Now in its 33rd year, this year’s event also will highlight opioid use disorder at the Rural Health Disparities Summit, which acknowledges health disparities specific to rural areas and offers members tools to overcome significant challenges.
Another initiative planned for 2022 is the debut of a new NRHA advocacy guide. Available in digital and print versions, the document will list advocacy priorities as well as guide members on how to set up congressional visits and get involved with district meetings and local town halls. “These are things we communicate to our membership all the time but haven’t necessarily been codified,” Zeagler says.
Camaraderie and cohesiveness are also key benefits of attending the Policy Institute, says Cochran-McClain. “It’s a time when folks really love to come together to network and connect with counterparts within their own states, to learn about the challenges they’re facing and collectively bring that to Congress, as well as to hear best practices and lessons learned from others around the country.”
Advocacy updates are brought full circle with key changes to the NRHA website and NRHA Connect platform.
The website now includes pages specifically dedicated to the legislative and executive branch. “It’s either been built upon or reorganized in ways that make it simpler for our advocates to use,” Zeagler explains. “It’s where we’ll post our new advocacy guide as well.”
NRHA Connect has become the “main avenue of communication” with members, Zeagler says, “giving the full breadth of membership and advocacy efforts all in one website.” The latest updates on policy-related issues are posted on the platform, and member forums allow for a free flow of information and debate under broader categories.

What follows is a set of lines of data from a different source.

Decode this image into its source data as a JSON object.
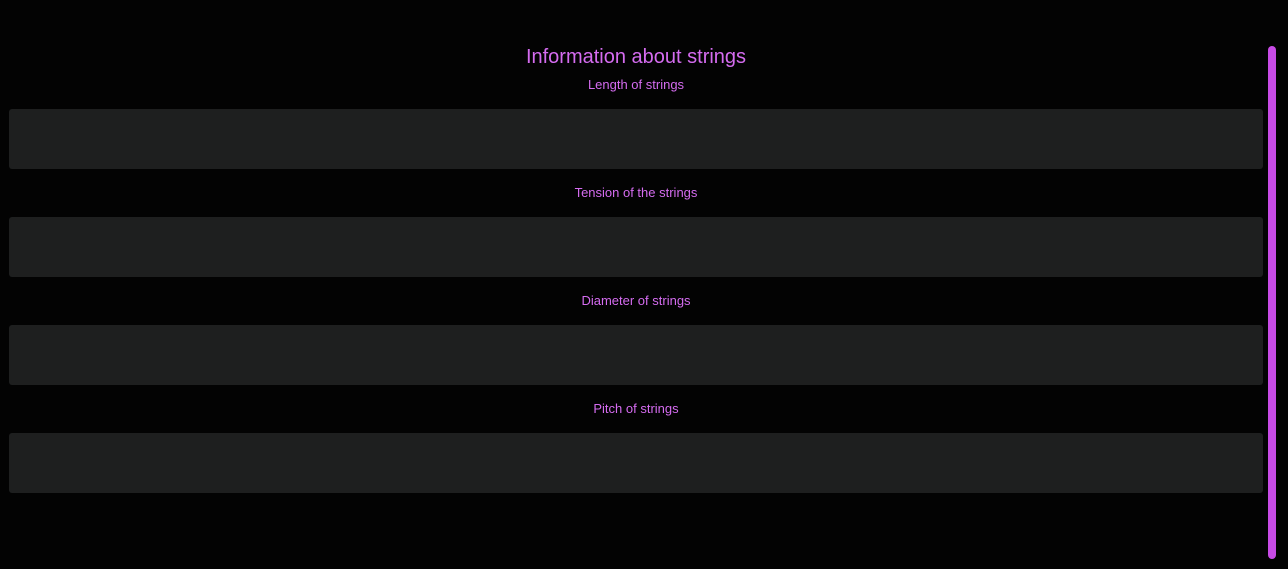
{
  "page": {
    "title": "Information about strings"
  },
  "fields": [
    {
      "label": "Length of strings",
      "value": "",
      "placeholder": ""
    },
    {
      "label": "Tension of the strings",
      "value": "",
      "placeholder": ""
    },
    {
      "label": "Diameter of strings",
      "value": "",
      "placeholder": ""
    },
    {
      "label": "Pitch of strings",
      "value": "",
      "placeholder": ""
    }
  ],
  "colors": {
    "background": "#030303",
    "accent": "#d56cf0",
    "field_background": "#1e1f1f",
    "scrollbar": "#c84be6"
  }
}
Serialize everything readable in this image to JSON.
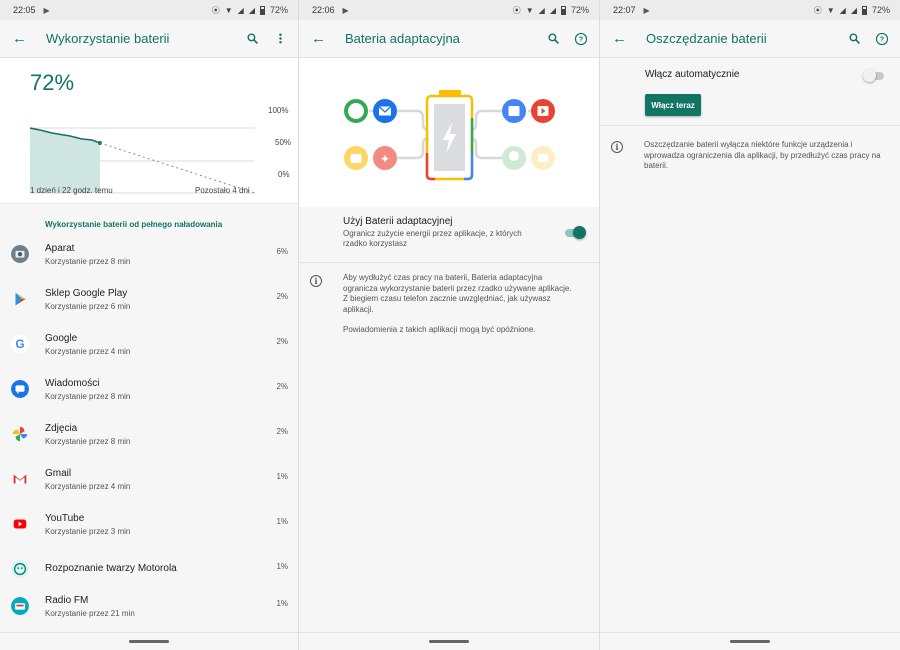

“Members should understand that NRHA Connect is fundamental to our advocacy,” Zeagler says. “It’s not just an email you receive. We see a lot of long-standing members who are surprised or unaware of everything that NRHA Connect holds.”
Power of members
All the new advocacy tools are now seamlessly promoted throughout NRHA communications efforts, Zeagler says. The upcoming Policy Institute will also include an Advocacy 101 session that instructs members on the new tools and how to use them.
The Government Affairs staff hopes members understand that their own power surpasses anything the team might be able to accomplish. “We always try to continue to hammer home that there is no way to duplicate the ‘constituent touch’ advocates can have on elected officials,” Jorgensen says. “We can talk to a staffer for three hours straight, but a two-paragraph email from a constituent or member is going to do more than we ever could.
It may seem silly to continue reaching out on an issue, but it really does move the needle in a lot of offices, because members are much more influential than they might think.”
Cochran-McClain hopes members will reach out to the Government Affairs team to point out any remaining gaps or needs. “If they have an issue they care about that they don’t see reflected in our advocacy materials, we want to know,” she says. “In return, we’re going to ask for their expertise and insights into how to help solve those problems. The power of their voice goes to the Hill, but is also critical within our association.”